While no one knows for sure if Lady was a hunting dog at one time, these days she’s all too content to lounge around the house. And that is okay with Kimberly.
“She’s lazy. She’s like my husband,” she laughs. “She’s a good dog. She keeps it balanced. ‘Cause I think, especially now, if I had four lunatic dogs, I’d go insane. So, at least I know she’s consistent.”
Kimberly says Lady is the family’s “chunky monkey.”
“She is fat. We try to make her lose weight but it doesn’t work. But whatever, she’s happy. She’s our old lady.”
Low maintenance lady
As the eldest pup in the pack, Lady can usually be found “creeping” on the other dogs while they play. On occasion the old rescued hound will play along, but is usually content to watch the action from the sidelines of her kennel.

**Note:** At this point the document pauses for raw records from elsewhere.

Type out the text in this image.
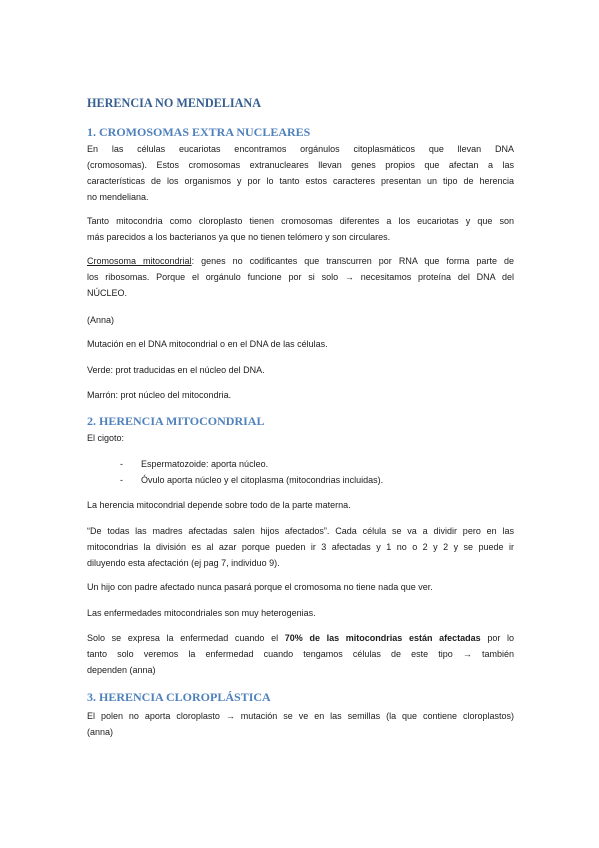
HERENCIA NO MENDELIANA
1. CROMOSOMAS EXTRA NUCLEARES
En las células eucariotas encontramos orgánulos citoplasmáticos que llevan DNA
(cromosomas). Estos cromosomas extranucleares llevan genes propios que afectan a las
características de los organismos y por lo tanto estos caracteres presentan un tipo de herencia
no mendeliana.
Tanto mitocondria como cloroplasto tienen cromosomas diferentes a los eucariotas y que son
más parecidos a los bacterianos ya que no tienen telómero y son circulares.
Cromosoma mitocondrial: genes no codificantes que transcurren por RNA que forma parte de
los ribosomas. Porque el orgánulo funcione por si solo → necesitamos proteína del DNA del
NÚCLEO.
(Anna)
Mutación en el DNA mitocondrial o en el DNA de las células.
Verde: prot traducidas en el núcleo del DNA.
Marrón: prot núcleo del mitocondria.
2. HERENCIA MITOCONDRIAL
El cigoto:
- Espermatozoide: aporta núcleo.
- Óvulo aporta núcleo y el citoplasma (mitocondrias incluidas).
La herencia mitocondrial depende sobre todo de la parte materna.
“De todas las madres afectadas salen hijos afectados”. Cada célula se va a dividir pero en las
mitocondrias la división es al azar porque pueden ir 3 afectadas y 1 no o 2 y 2 y se puede ir
diluyendo esta afectación (ej pag 7, individuo 9).
Un hijo con padre afectado nunca pasará porque el cromosoma no tiene nada que ver.
Las enfermedades mitocondriales son muy heterogenias.
Solo se expresa la enfermedad cuando el 70% de las mitocondrias están afectadas por lo
tanto solo veremos la enfermedad cuando tengamos células de este tipo → también
dependen (anna)
3. HERENCIA CLOROPLÁSTICA
El polen no aporta cloroplasto → mutación se ve en las semillas (la que contiene cloroplastos)
(anna)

Lady’s main job, according to Kimberly, is keeping the other three dogs in check.
“She loves her food and she’s a chill dog. She’ll grace us with her presence when she wants,” the Navy Reservist says. “She’s low maintenance compared to the other guys. But she’s a character.”
Adding new pups to the pack was initially a challenge for the old rescued hound. She was less than thrilled when Kimberly brought home a Great Dane puppy after returning home from her deployment to Bahrain in 2018.
“It took her a little while to actually come back out and hang out with the family and be a part of us,” she says. “She was really mad when we did that.”
Each one of the family dogs has his or her own story. The Pit Bull mix was rescued by Kimberly’s husband. Lady was adopted. Their Great Dane was brought home after Kimberly’s latest deployment and their other Pit Bull was found wandering in the woods.
Kimberly says all four dogs have their own personalities, but Lady is definitely a character. And she made her initial displeasure known when other dogs joined the family pack.
“It’s funny the personalities they have,” she says. “I’m sure she would have killed us with her looks if she could.”
Older pup with a noble purpose
Although Kimberly was already volunteering at Richmond SPCA when she found Lady, completing the adoption process through Pets For Patriots made things a lot easier, especially with a reduced adoption fee and contributions towards ‘welcome home’ food and supplies.
“My husband couldn’t argue with me,” she jokes.
For additional savings and quality pet medical care Kimberly uses another one of our program partners, the Stratford Hill Veterinary Hospital.
The practice extends a 10% discount on Lady’s care. And with four dogs in her household, every penny saved helps.
In her own quiet way, the old rescued hound has helped her family cope with the loss of other dogs in the household.
Lady filled a void after Kimberly re-homed her young Pit Bull, and navigated Kimberly’s husband through the loss of his dog while Kimberly was deployed to Bahrain.
Having four dogs helps Kimberly find a sense of purpose during periods of transition in her military career. She believes this can be especially hard for veterans, like her, who serve in the Reserves.
“And sometimes when you are discharged, or even just in the Reserves side – going from active duty to a Reservist – is trying to find your purpose all over again. And they give you that extra sense of purpose, because they rely on you.”